Liebe Mit-Held*innen, teilt und und helft zu informieren! Raus aus der Unsichtbarkeit. Denn auch unsere Umgebung muss es verstehen. Es reicht nicht, wenn wir die Informationen für uns behalten.

Auf bald! Eure Anne



*Whatsapp Sprache nach Text – so funktionierts

Gehe zum Chat und klicke in das Textfeld. Dann öffnet sich die Tastatur. Siehst du das kleine Mikrofon in Schwarz? (Also nicht das große für Sprachnachrichten) Je nachdem, ob du eine Tastatur für eine oder mehrere Sprachen hast, befindet sich dieses Mikrofon auf einer anderen Position.

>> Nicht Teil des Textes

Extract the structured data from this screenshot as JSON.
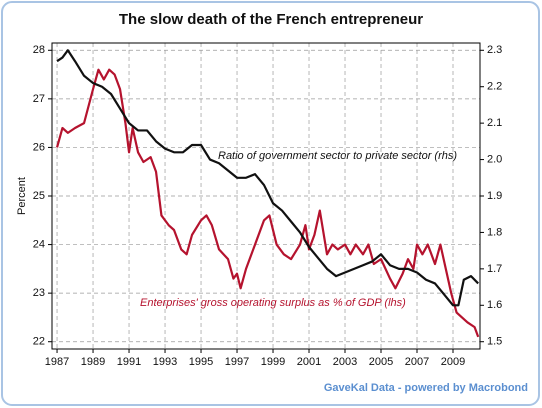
{
  "chart_data": {
    "type": "line",
    "title": "The slow death of the French entrepreneur",
    "y_label": "Percent",
    "source": "GaveKal Data - powered by Macrobond",
    "annotations": [
      "Ratio of government sector to private sector  (rhs)",
      "Enterprises' gross operating surplus as % of GDP (lhs)"
    ],
    "xlim": [
      1986.72,
      2010.5
    ],
    "xticks": [
      1987,
      1989,
      1991,
      1993,
      1995,
      1997,
      1999,
      2001,
      2003,
      2005,
      2007,
      2009
    ],
    "ylim": [
      21.85,
      28.15
    ],
    "yticks": [
      22,
      23,
      24,
      25,
      26,
      27,
      28
    ],
    "y2lim": [
      1.48,
      2.32
    ],
    "y2ticks": [
      1.5,
      1.6,
      1.7,
      1.8,
      1.9,
      {
        "value": 2,
        "label": "2.0"
      },
      2.1,
      2.2,
      2.3
    ],
    "grid": true,
    "series": [
      {
        "name": "Enterprises' gross operating surplus as % of GDP (lhs)",
        "color": "#b5132e",
        "axis": "y",
        "x": [
          1987.0,
          1987.3,
          1987.6,
          1988.0,
          1988.5,
          1989.0,
          1989.3,
          1989.6,
          1989.9,
          1990.2,
          1990.5,
          1990.8,
          1991.0,
          1991.2,
          1991.5,
          1991.8,
          1992.2,
          1992.5,
          1992.8,
          1993.2,
          1993.5,
          1993.9,
          1994.2,
          1994.5,
          1995.0,
          1995.3,
          1995.6,
          1996.0,
          1996.5,
          1996.8,
          1997.0,
          1997.2,
          1997.5,
          1998.0,
          1998.5,
          1998.8,
          1999.2,
          1999.6,
          2000.0,
          2000.5,
          2000.8,
          2001.0,
          2001.3,
          2001.6,
          2002.0,
          2002.3,
          2002.6,
          2003.0,
          2003.3,
          2003.6,
          2004.0,
          2004.3,
          2004.6,
          2005.0,
          2005.5,
          2005.8,
          2006.2,
          2006.5,
          2006.8,
          2007.0,
          2007.3,
          2007.6,
          2008.0,
          2008.3,
          2008.6,
          2008.9,
          2009.2,
          2009.5,
          2009.8,
          2010.2,
          2010.4
        ],
        "values": [
          26.0,
          26.4,
          26.3,
          26.4,
          26.5,
          27.2,
          27.6,
          27.4,
          27.6,
          27.5,
          27.2,
          26.5,
          25.9,
          26.4,
          25.9,
          25.7,
          25.8,
          25.5,
          24.6,
          24.4,
          24.3,
          23.9,
          23.8,
          24.2,
          24.5,
          24.6,
          24.4,
          23.9,
          23.7,
          23.3,
          23.4,
          23.1,
          23.5,
          24.0,
          24.5,
          24.6,
          24.0,
          23.8,
          23.7,
          24.0,
          24.4,
          23.9,
          24.2,
          24.7,
          23.8,
          24.0,
          23.9,
          24.0,
          23.8,
          24.0,
          23.8,
          24.0,
          23.6,
          23.7,
          23.3,
          23.1,
          23.4,
          23.7,
          23.5,
          24.0,
          23.8,
          24.0,
          23.6,
          24.0,
          23.5,
          23.0,
          22.6,
          22.5,
          22.4,
          22.3,
          22.1
        ]
      },
      {
        "name": "Ratio of government sector to private sector  (rhs)",
        "color": "#111111",
        "axis": "y2",
        "x": [
          1987.0,
          1987.3,
          1987.6,
          1988.0,
          1988.5,
          1989.0,
          1989.5,
          1990.0,
          1990.5,
          1991.0,
          1991.5,
          1992.0,
          1992.5,
          1993.0,
          1993.5,
          1994.0,
          1994.5,
          1995.0,
          1995.5,
          1996.0,
          1996.5,
          1997.0,
          1997.5,
          1998.0,
          1998.5,
          1999.0,
          1999.5,
          2000.0,
          2000.5,
          2001.0,
          2001.5,
          2002.0,
          2002.5,
          2003.0,
          2003.5,
          2004.0,
          2004.5,
          2005.0,
          2005.5,
          2006.0,
          2006.5,
          2007.0,
          2007.5,
          2008.0,
          2008.5,
          2009.0,
          2009.3,
          2009.6,
          2010.0,
          2010.4
        ],
        "values": [
          2.27,
          2.28,
          2.3,
          2.27,
          2.23,
          2.21,
          2.2,
          2.18,
          2.14,
          2.1,
          2.08,
          2.08,
          2.05,
          2.03,
          2.02,
          2.02,
          2.04,
          2.04,
          2.0,
          1.99,
          1.97,
          1.95,
          1.95,
          1.96,
          1.93,
          1.88,
          1.86,
          1.83,
          1.8,
          1.76,
          1.73,
          1.7,
          1.68,
          1.69,
          1.7,
          1.71,
          1.72,
          1.74,
          1.71,
          1.7,
          1.7,
          1.69,
          1.67,
          1.66,
          1.63,
          1.6,
          1.6,
          1.67,
          1.68,
          1.66
        ]
      }
    ]
  }
}
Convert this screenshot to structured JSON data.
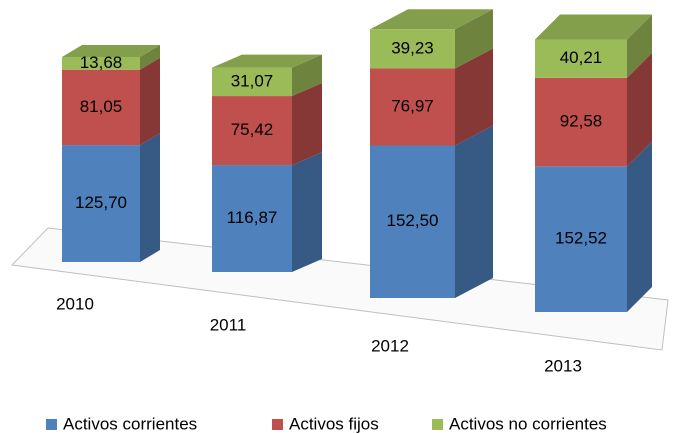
{
  "chart_data": {
    "type": "bar3d_stacked",
    "categories": [
      "2010",
      "2011",
      "2012",
      "2013"
    ],
    "series": [
      {
        "name": "Activos corrientes",
        "color": "#4f81bd",
        "values": [
          125.7,
          116.87,
          152.5,
          152.52
        ],
        "value_labels": [
          "125,70",
          "116,87",
          "152,50",
          "152,52"
        ]
      },
      {
        "name": "Activos fijos",
        "color": "#c0504d",
        "values": [
          81.05,
          75.42,
          76.97,
          92.58
        ],
        "value_labels": [
          "81,05",
          "75,42",
          "76,97",
          "92,58"
        ]
      },
      {
        "name": "Activos no corrientes",
        "color": "#9bbb59",
        "values": [
          13.68,
          31.07,
          39.23,
          40.21
        ],
        "value_labels": [
          "13,68",
          "31,07",
          "39,23",
          "40,21"
        ]
      }
    ],
    "legend": "bottom"
  }
}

Bei mir (mehrere Sprachen) befindet es sich direkt in der Zeile unter der Texteingabe ganz rechts. Klicke dieses Mikrofon an. Was du einsprichst, erscheint als Text. Tip: Satzzeichen ohne Pause sagen. (Sonst steht da dann komma oder punkt)


Anmerkung: Ich bin keine Medizinerin und garantiere nicht für 100%ige Korrektheit. Sollten Experten, die mitlesen, Fehler entdecken: Bitte kommentiert und helft, Fakenews aus der Welt zu schaffen!